BMW spokesman Kenn Sparks declined to say how much the loaner program helped sales, but these vehicles “are an important part of BMW’s customer-satisfaction and marketing plan,” and the company does periodically give dealers incentives to put new cars in their fleets, he said in an e-mail.
“We encourage our dealers to renew their loaner fleet regularly -- the newest models with the latest innovations -- and have a full range of BMW models on hand.”
Sparks said the program is part of an effort BMW started about two years ago to improve the retail experience. The company has been pushing dealers to keep their loaner fleets flush with new cars to show off the latest styles and creature comforts to owners of older BMW models, Sparks said.

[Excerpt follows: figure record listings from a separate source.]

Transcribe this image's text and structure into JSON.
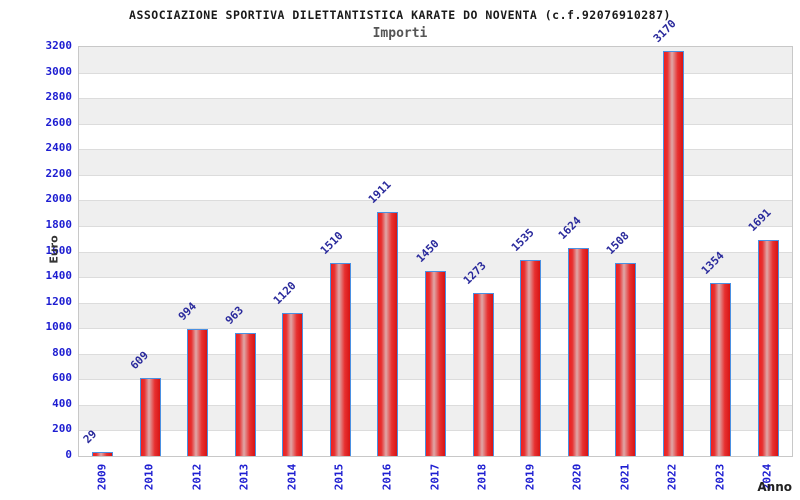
{
  "header": {
    "title": "ASSOCIAZIONE SPORTIVA DILETTANTISTICA KARATE DO NOVENTA (c.f.92076910287)",
    "subtitle": "Importi"
  },
  "chart_data": {
    "type": "bar",
    "title": "ASSOCIAZIONE SPORTIVA DILETTANTISTICA KARATE DO NOVENTA (c.f.92076910287)",
    "subtitle": "Importi",
    "xlabel": "Anno",
    "ylabel": "Euro",
    "categories": [
      "2009",
      "2010",
      "2012",
      "2013",
      "2014",
      "2015",
      "2016",
      "2017",
      "2018",
      "2019",
      "2020",
      "2021",
      "2022",
      "2023",
      "2024"
    ],
    "values": [
      29,
      609,
      994,
      963,
      1120,
      1510,
      1911,
      1450,
      1273,
      1535,
      1624,
      1508,
      3170,
      1354,
      1691
    ],
    "ylim": [
      0,
      3200
    ],
    "ytick_step": 200,
    "grid": "alternating horizontal bands, light gray / white, gridline every 200",
    "legend": "none",
    "colors": {
      "bar_fill": "#e62222",
      "bar_highlight": "#dfa8a8",
      "bar_border": "#4a90e2",
      "tick_label": "#1d1dd1",
      "value_label": "#2a2a9c",
      "band_gray": "#efefef",
      "plot_border": "#c8c8c8",
      "title_color": "#1a1a1a",
      "subtitle_color": "#555555"
    }
  }
}
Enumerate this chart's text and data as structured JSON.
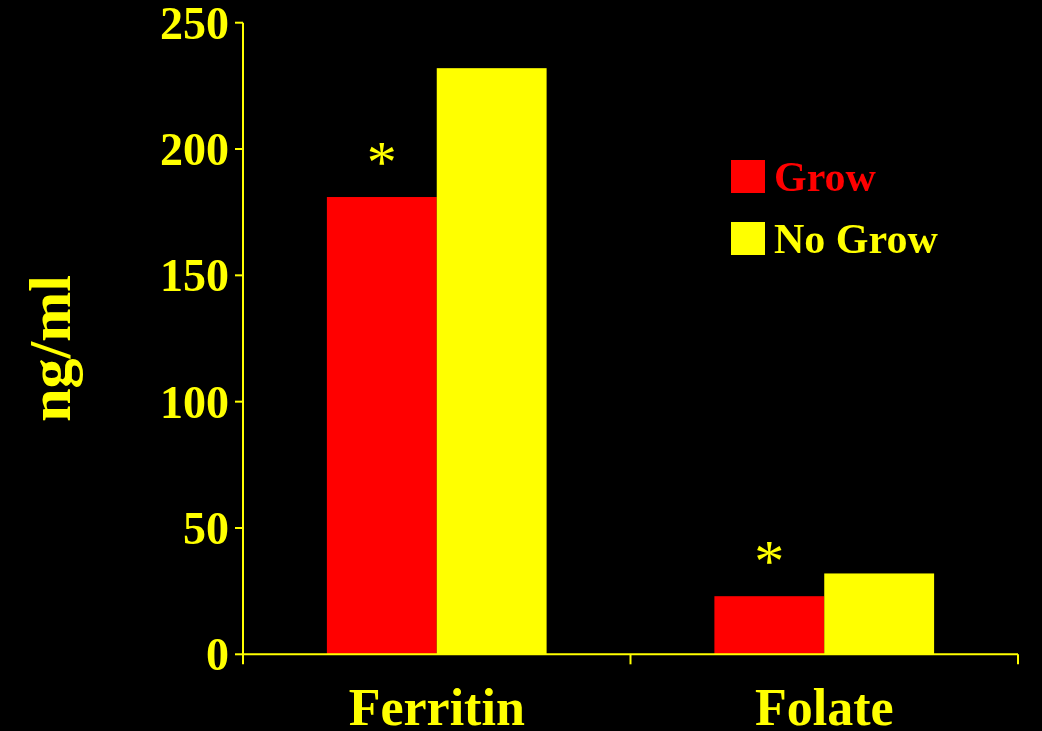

BMW also has given dealers incentives to spruce up showrooms and added the BMW Genius: a customer-service representative in every dealership who answers questions without trying to make a sale.
While customer service is part of the reason for the incentives, the loaner program likely did help BMW win the sales crown, according to Eric Lyman, senior analyst with TrueCar Inc., an automotive-pricing company in Santa Monica, Calif.
“This is a strategy we see across the industry and especially with luxury brands,” he said. “That probably got BMW some or all of the 1,400” margin over Lexus.
Another measure of sales -- total calendar-year registrations -- shows Lexus on top and BMW third, according to data from IHS Automotive. The Japanese brand’s tally was 340,392, while Mercedes’s was 337,288 and BMW’s was 335,259.
IHS doesn’t count all the cars sold to dealers as new-vehicle registrations, in some cases because buyers haven’t taken possession of them yet, said Tom Libby, manager of loyalty solutions at IHS. But this doesn’t necessarily mean BMW needed the loaners to win, he added: Sales in late December might not show up in state registrations until the next calendar year.
‘Retired courtesy cars’
BMW pays dealers $200 or more a month for depreciation on each loaner. When they’re resold, they’re discounted to account for the miles driven and reduced warranty. Some dealers advertise them as “retired courtesy cars” that are newer than used models but still offer big markdowns. Passport BMW in Suitland, Md., has several pages of these vehicles on its website, including a 2016 535i xDrive sedan with 9,835 miles for $53,750. “You Save: $10,945” it says in bold black letters.
Chasing sales gains has a cost, however. BMW once had the best resale value among luxury brands, but not in recent years, Lyman said. This year, a three-year-old BMW has an average value of 48.4 percent of the new-car price, compared with 49.8 percent for all other luxury brands, according to TrueCar.
“The luxury market is only so big,” Keller said. “Do they think that if they have more BMWs out there that people will want to buy them even more? There are consequences for this.”